A couple of days later I mentioned to Middle Son that he maybe he should tell his brother that I was just kidding around -- that I wasn't really trying to cadge a big TV from Oldest Son.

"I think he knows, Dad," said Middle Son, also rolling his eyes. People roll their eyes a lot in my house. For some reason this happens a lot when I talk. "Tell him anyway," I said. I felt guilty.

I confided all this to my friend Steve. "You don't suppose he's going to feel pressured to buy me a TV do you?" I asked.

Steve snorted. "Oh, come off it," he said, "that kid is as cheap as you are."

"Yes," I said, somewhat consoled, "that's true.... But you don't think that --?"

Steve cut me off. "Look, Curmudgeon," he told me, "if Oldest Son buys you a TV for Christmas, I'll kiss your ass at the corner of State and Madison."

But then Steve thought a bit. "Oldest Son also has an odd sense of humor," Steve mused. "He might buy you a tiny TV at Walgreens or something, just as a gag." So we haggled a bit about how big the TV would have to be for him to lose his bet and we settled on 37".

Fast forward now to the Saturday night before Christmas. Long Suffering Spouse and I have finally arrived home with the earmuffs Oldest Son had requested we get for his girlfriend. We weren't 15 minutes ahead of his arrival.

And when Oldest Son and his girlfriend came in, both were bearing a number of wrapped gifts, all of them small, I couldn't help but pull the TV joke out one last time: "Doesn't look like there's a TV there for your poor, old father."

"No," said Oldest Son, "there isn't." He and his girlfriend put down their packages and turned back toward the door. "Excuse us a minute," Oldest Son said, "there's more stuff in the car we have to get."

* * * * * * * *

Long Suffering Spouse and I sat behind Steve and his wife at church the next day. During the Homily, I tapped Steve on the shoulder. "You won your bet," I said. "But only by five inches."

"WHAT?" he exclaimed. Fr. Ron seemed to lose his place in the sermon and started off on a new tangent. Of course, that might have happened anyway, even without the interruption, but a number of heads did swivel around in our direction.

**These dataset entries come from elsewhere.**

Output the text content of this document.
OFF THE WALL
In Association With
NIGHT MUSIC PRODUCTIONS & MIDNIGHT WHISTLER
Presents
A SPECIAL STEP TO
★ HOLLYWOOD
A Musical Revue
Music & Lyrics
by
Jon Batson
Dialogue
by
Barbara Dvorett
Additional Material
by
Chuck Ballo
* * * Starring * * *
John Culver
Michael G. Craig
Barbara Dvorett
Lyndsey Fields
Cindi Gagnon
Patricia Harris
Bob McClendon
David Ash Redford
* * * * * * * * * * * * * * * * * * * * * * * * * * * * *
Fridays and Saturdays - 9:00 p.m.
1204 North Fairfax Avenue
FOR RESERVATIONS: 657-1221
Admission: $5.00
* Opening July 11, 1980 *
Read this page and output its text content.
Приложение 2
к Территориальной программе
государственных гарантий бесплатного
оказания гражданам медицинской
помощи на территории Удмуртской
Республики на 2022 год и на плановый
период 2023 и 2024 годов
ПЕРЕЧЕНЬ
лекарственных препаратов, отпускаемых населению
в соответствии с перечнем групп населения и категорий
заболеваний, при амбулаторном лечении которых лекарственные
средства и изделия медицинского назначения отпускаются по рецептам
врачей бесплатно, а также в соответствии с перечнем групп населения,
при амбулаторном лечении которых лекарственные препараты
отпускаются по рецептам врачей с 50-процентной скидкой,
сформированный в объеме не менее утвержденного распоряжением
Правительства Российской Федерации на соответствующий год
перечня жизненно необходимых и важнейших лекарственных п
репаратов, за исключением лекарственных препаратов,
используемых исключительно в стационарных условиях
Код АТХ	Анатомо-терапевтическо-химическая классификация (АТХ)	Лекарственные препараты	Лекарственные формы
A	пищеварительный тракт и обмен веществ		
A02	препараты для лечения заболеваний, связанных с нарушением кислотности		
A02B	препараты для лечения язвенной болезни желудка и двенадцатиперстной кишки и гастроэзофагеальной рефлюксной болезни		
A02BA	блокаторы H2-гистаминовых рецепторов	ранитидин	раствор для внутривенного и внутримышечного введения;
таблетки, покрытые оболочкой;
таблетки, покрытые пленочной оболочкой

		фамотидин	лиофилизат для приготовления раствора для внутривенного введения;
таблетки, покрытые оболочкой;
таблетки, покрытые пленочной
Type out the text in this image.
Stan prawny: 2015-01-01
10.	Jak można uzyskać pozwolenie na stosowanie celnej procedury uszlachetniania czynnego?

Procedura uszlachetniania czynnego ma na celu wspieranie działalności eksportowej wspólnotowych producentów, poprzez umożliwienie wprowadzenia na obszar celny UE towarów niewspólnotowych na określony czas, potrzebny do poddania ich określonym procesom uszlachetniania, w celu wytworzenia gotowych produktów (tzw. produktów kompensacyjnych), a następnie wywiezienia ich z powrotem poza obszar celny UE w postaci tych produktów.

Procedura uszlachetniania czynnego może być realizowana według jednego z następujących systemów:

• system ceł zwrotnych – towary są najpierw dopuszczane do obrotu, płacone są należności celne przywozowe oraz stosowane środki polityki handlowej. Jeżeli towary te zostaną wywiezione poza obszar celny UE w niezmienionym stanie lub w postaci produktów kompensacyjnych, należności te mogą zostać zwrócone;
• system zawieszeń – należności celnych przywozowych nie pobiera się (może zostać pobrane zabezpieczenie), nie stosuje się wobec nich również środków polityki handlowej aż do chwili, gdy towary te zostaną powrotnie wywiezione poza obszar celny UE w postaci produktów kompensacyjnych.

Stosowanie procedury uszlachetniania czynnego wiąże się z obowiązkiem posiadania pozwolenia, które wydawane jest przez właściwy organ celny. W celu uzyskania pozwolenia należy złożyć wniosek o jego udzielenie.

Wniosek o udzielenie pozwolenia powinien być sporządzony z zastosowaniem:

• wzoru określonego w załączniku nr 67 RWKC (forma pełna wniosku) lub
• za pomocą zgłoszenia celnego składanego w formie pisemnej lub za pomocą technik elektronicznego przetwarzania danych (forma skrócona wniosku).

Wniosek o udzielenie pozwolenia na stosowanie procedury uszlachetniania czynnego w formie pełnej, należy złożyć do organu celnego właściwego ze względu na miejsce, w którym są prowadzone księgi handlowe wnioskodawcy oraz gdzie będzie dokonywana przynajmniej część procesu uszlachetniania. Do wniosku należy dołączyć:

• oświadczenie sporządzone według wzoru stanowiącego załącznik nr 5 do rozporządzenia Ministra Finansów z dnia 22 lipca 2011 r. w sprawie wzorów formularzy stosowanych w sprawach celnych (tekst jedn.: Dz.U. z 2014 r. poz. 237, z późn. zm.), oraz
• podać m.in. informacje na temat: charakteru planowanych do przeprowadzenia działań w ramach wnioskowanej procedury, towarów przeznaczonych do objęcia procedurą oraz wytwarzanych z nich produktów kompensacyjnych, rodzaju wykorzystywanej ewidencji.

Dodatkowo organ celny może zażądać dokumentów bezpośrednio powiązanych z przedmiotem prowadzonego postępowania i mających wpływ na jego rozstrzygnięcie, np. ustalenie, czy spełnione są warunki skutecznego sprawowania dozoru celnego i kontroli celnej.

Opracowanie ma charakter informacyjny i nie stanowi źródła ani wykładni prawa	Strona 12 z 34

Yes, Oldest Son and his girlfriend came back from their second trip to the car with a big box. "It's probably empty," I said -- and Oldest Son later told he had thought about toying with me to that advanced degree. His girlfriend thought it needlessly cruel, however. So you can see, now, why I was particularly glad that Long Suffering Spouse and I had persevered in our so-lengthy quest for earmuffs....

It turns out that my kids were all in on the plan -- one which had been hatched before Thanksgiving. That's why they laughed so hard at my routine at the dinner table. Once again, I was the butt of my own jokes.

But, this time, at least, I don't mind so much....

6 comments:

Empress Bee (of the High Sea) said...

woo hoo curmy! tits! great kids. mine gave me a headache! ha ha ha

smiles, bee
tyvc

Jean-Luc Picard said...

What a story. Enjoy the New Year!

"╔══╦══╦══╦══╗
╚═╗║╔╗║╔╗║╔╗║
╔═╝║║║║║║║╚╝║
║╔═╣║║║║║╠═╗║
║╚═╣╚╝║╚╝╠═╝║
╚══╩══╩══╩══╝
¤ø„¸¨°º¤ø„¸ ¸„ø¤º°¨¸„ø¤º°¨
¨°º¤ø„¸ HaPpY¸„ø¤º°¨
¸„ø¤º°¨ NeW YeAr¨°º¤ø„¸
¤ø„¸¨°º¤ø„¸ ¸„ø¤º°"

Shelly said...

Darn it! I would have paid good money to watch Steve kiss your keister on the corner of State and Madison!

Dave said...

Ah, them kids, made me smile way down here.

landgirl said...

O that's a great Christmas story. The best jokes always have ourselves as the butt of them, if you'll pardon the totally inadvertent pun.

How did you allow him to honour his bet? I guess that's another story.

Shelby said...

That was superb!!! Fine kids you have. Fine.